You can use free datasets for various projects, such as data processing projects, data visualization projects, machine learning projects, and more. The possibilities are nearly endless!

Are Google datasets free?

Yes, Google provides a variety of free datasets that can be used for data analysis. These datasets range across various topics such as finance, healthcare, medicine, natural language processing, and more. You can find these datasets on the Google Cloud Platform Google Public Data Sets or access them directly through APIs.

What are the best free datasets for data visualization?

Kaggle is a great source for free datasets that are well-suited for data visualization projects. There are various sources of open-source data, such as Google Trends, NASA Open Data Portal, and Data.gov. Additionally, Google Public Data Sets provide access to various government databases.
All of these datasets can be used to create insightful visualizations. Additionally, there are plenty of datasets on academic sites like arXiv.org or Figshare.

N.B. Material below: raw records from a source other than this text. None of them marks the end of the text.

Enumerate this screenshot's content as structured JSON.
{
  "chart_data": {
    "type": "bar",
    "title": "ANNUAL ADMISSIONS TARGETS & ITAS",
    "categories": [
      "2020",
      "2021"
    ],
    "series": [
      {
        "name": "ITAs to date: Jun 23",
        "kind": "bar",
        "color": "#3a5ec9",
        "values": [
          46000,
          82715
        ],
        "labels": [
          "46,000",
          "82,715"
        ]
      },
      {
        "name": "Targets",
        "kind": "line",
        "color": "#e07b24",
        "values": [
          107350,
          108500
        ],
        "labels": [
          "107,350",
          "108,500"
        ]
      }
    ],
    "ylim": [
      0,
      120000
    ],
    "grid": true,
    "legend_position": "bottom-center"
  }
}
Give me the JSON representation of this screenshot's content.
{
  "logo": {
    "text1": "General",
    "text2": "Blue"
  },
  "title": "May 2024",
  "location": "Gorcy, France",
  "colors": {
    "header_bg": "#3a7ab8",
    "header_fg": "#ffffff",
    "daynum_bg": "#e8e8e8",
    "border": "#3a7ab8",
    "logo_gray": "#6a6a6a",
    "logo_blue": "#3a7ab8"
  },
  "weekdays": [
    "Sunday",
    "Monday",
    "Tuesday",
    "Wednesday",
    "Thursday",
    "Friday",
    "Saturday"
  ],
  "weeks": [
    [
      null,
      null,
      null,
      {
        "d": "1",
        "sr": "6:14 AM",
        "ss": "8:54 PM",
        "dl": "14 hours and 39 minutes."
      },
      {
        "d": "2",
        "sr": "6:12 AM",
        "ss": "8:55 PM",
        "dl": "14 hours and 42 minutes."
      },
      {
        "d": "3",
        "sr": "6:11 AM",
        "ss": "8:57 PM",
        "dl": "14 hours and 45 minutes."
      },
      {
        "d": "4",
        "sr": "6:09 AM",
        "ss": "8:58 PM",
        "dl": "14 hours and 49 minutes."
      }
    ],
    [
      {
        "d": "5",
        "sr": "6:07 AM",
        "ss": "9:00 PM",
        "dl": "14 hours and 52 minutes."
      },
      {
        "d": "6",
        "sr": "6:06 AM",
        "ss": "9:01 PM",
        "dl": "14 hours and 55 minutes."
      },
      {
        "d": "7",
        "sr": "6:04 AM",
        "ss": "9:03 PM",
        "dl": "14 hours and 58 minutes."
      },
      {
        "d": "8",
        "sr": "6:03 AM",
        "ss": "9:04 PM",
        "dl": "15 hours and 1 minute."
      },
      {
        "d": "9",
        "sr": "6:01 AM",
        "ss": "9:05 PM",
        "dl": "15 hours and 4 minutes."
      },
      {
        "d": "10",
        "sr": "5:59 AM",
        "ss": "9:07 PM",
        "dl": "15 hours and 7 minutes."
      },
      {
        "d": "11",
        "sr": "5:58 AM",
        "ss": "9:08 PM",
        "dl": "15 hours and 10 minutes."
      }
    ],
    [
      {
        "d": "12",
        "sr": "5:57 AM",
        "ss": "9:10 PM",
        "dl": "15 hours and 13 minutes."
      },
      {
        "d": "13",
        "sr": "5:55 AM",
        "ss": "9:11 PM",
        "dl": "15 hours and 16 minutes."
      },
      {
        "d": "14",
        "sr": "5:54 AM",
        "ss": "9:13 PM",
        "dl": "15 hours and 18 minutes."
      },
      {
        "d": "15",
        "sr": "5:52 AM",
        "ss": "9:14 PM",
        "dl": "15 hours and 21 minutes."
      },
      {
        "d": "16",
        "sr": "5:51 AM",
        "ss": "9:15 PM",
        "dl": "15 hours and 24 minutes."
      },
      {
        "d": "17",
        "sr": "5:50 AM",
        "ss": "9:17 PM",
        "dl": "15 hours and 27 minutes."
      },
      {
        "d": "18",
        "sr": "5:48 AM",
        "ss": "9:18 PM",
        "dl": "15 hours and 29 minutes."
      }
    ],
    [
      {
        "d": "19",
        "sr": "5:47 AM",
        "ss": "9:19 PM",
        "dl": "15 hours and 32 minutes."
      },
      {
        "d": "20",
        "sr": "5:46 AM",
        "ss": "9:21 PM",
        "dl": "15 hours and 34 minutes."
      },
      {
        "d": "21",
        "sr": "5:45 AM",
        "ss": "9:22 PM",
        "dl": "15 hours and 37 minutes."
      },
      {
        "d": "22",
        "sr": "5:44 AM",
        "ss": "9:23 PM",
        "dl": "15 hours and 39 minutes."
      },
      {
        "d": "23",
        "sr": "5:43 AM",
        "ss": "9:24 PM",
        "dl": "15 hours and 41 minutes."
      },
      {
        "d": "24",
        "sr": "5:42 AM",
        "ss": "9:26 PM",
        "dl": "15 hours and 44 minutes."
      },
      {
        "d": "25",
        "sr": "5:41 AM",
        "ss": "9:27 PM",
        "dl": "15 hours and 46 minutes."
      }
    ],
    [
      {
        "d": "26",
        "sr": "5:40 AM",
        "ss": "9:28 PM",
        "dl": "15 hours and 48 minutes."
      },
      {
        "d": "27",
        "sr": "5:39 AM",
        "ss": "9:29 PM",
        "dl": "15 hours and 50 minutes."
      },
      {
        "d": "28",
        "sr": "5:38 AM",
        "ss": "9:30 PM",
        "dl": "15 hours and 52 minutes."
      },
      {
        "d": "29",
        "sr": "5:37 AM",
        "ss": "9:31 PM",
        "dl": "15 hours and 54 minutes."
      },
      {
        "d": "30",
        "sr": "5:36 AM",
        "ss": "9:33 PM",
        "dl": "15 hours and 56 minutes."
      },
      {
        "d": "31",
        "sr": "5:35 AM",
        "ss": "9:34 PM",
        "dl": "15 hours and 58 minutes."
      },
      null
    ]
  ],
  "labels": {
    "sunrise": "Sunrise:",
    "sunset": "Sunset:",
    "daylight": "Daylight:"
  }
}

What are some data sets to analyze for projects?

Data sets for projects can be found from a variety of sources, including Kaggle, UC Irvine Machine Learning Repository, and the U.S. Bureau of Labor Statistics. Additionally, you can create your own personalized datasets by scraping data from websites or acquiring data from social media APIs.

Final Thoughts

These are all the places for free data sets that I’ve found to be the most useful.

As you venture into the realm of data science, don’t be afraid to create your own unique datasets as well.

With these tips in mind, you should have no problem finding the right free dataset for your data science project.

I hope this article helps you in your search to find free datasets!